L’Ordinanza della Cassazione a commento (Cass. civ., Sez. III, Sent., 12­.02­.2015, n. 2761) fornisce interessanti chiarimenti sulla portata probatoria della Consulenza tecnica d’ufficio

La consulenza tecnica d’ufficio ha fisiologicamente lo scopo di fornire un parere che sia di ausilio alla valutazione del Giudice relativamente a particolari cognizioni tecniche.

A volte la C.T.U. può costituire fonte oggettiva di prova, qualora, oltre che valutazione tecnica, costituisca accertamento di particolari situazioni di fatto rilevabili solo attraverso cognizioni tecniche e percepibili esclusivamente attraverso specifiche strumentazioni tecniche.

E’ approdato in Cassazione un caso di invocato pericolo di danno grave ad un immobile derivante dall’impianto fognario condominiale che, nel corso del giudizio, è stato oggetto di Consulenza d’Ufficio.

Il Tribunale di Catania adito in primo grado ha condannato il Condominio a rimuovere l’impianto di scarico e ad eseguire tutti i lavori e le opere indicate dalla consulenza tecnica d’ufficio.

Il Condominio propone appello che viene integralmente rigettato.

Il Condominio ricorre quindi ai Supremi Giudici ribadendo che l’acquisizione della prova del danno e del nesso causale siano state acquisite dalle risultanze della C.T.U. e che quindi l’elaborato tecnico sarebbe stato utilizzato dai Giudici di merito per “indagini esplorative” che invece rientravano nell’onere probatorio delle parti.

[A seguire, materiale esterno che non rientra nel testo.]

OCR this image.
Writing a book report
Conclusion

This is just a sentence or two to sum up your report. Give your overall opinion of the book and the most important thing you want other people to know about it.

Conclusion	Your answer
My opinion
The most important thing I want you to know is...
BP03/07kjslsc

Gli Ermellini respingono il ricorso e richiamano in argomento l’orientamento maggioritario (ribadito anche dalle SS.UU. 30175/2011) secondo cui la C.T.U. non rientrando tra i mezzi di prova non può essere utilizzata per esonerare le parti dall’onere probatorio, ma tuttavia il Giudice nella formulazione del quesito può chiedere anche l’accertamento dei fatti che la parte ha dedotto e posto a fondamento della sua domanda il cui accertamento richieda specifiche cognizioni tecniche.

Difatti l’orientamento che si registra sull’argomento è pressoché univoco nell’affermare che la C.T.U. non è riconducibile a mezzo di prova e non esonera le parti dall’onere della prova dei fatti ex art. 2697 c.c., ma comunque al Giudice è consentito conferire al Consulente d’Ufficio non solo l’incarico di valutare i fatti accertati, ma anche di accertare i fatti stessi.

Affinché ciò avvenga la parte deve comunque dedurre i fatti a fondamento del suo diritto e il Giudice deve valutare se l’accertamento in questione richieda specifiche cognizioni tecniche (Cass., 5 ottobre 2006, n. 21412; Cass., 13 marzo 2009, n. 6155; Cass., 2 ottobre 2013, n. 22538).

In tali casi, quindi, la C.T.U. costituisce validamente fonte oggettiva di prova poiché diviene strumento di accertamento di fatti percepibili solamente attraverso determinate cognizioni tecniche.

Salvo e impregiudicato comunque il limite sistematico secondo cui la C.T.U., anche se di tipo percipiente, non può diventare un mezzo sostitutivo dell’onere probatorio gravante sulle parti (Cass. 212/2006; Cass., 27002/2005; Cass., 4993/2004; Cass., 88/2004; Cass., 15448/2003; Cass., 1512/2003; Cass., 11332/2003; Cass., 2802/2000; Cass., 2957/1999; Cass., 321/1999).Fine modulo

Le parti, pertanto, non sono esonerate dall’obbligo di provare i fatti che costituiscono fondamento della domanda giudiziale, e ciò al di là della tipologia della Consulenza tecnica d’Ufficio.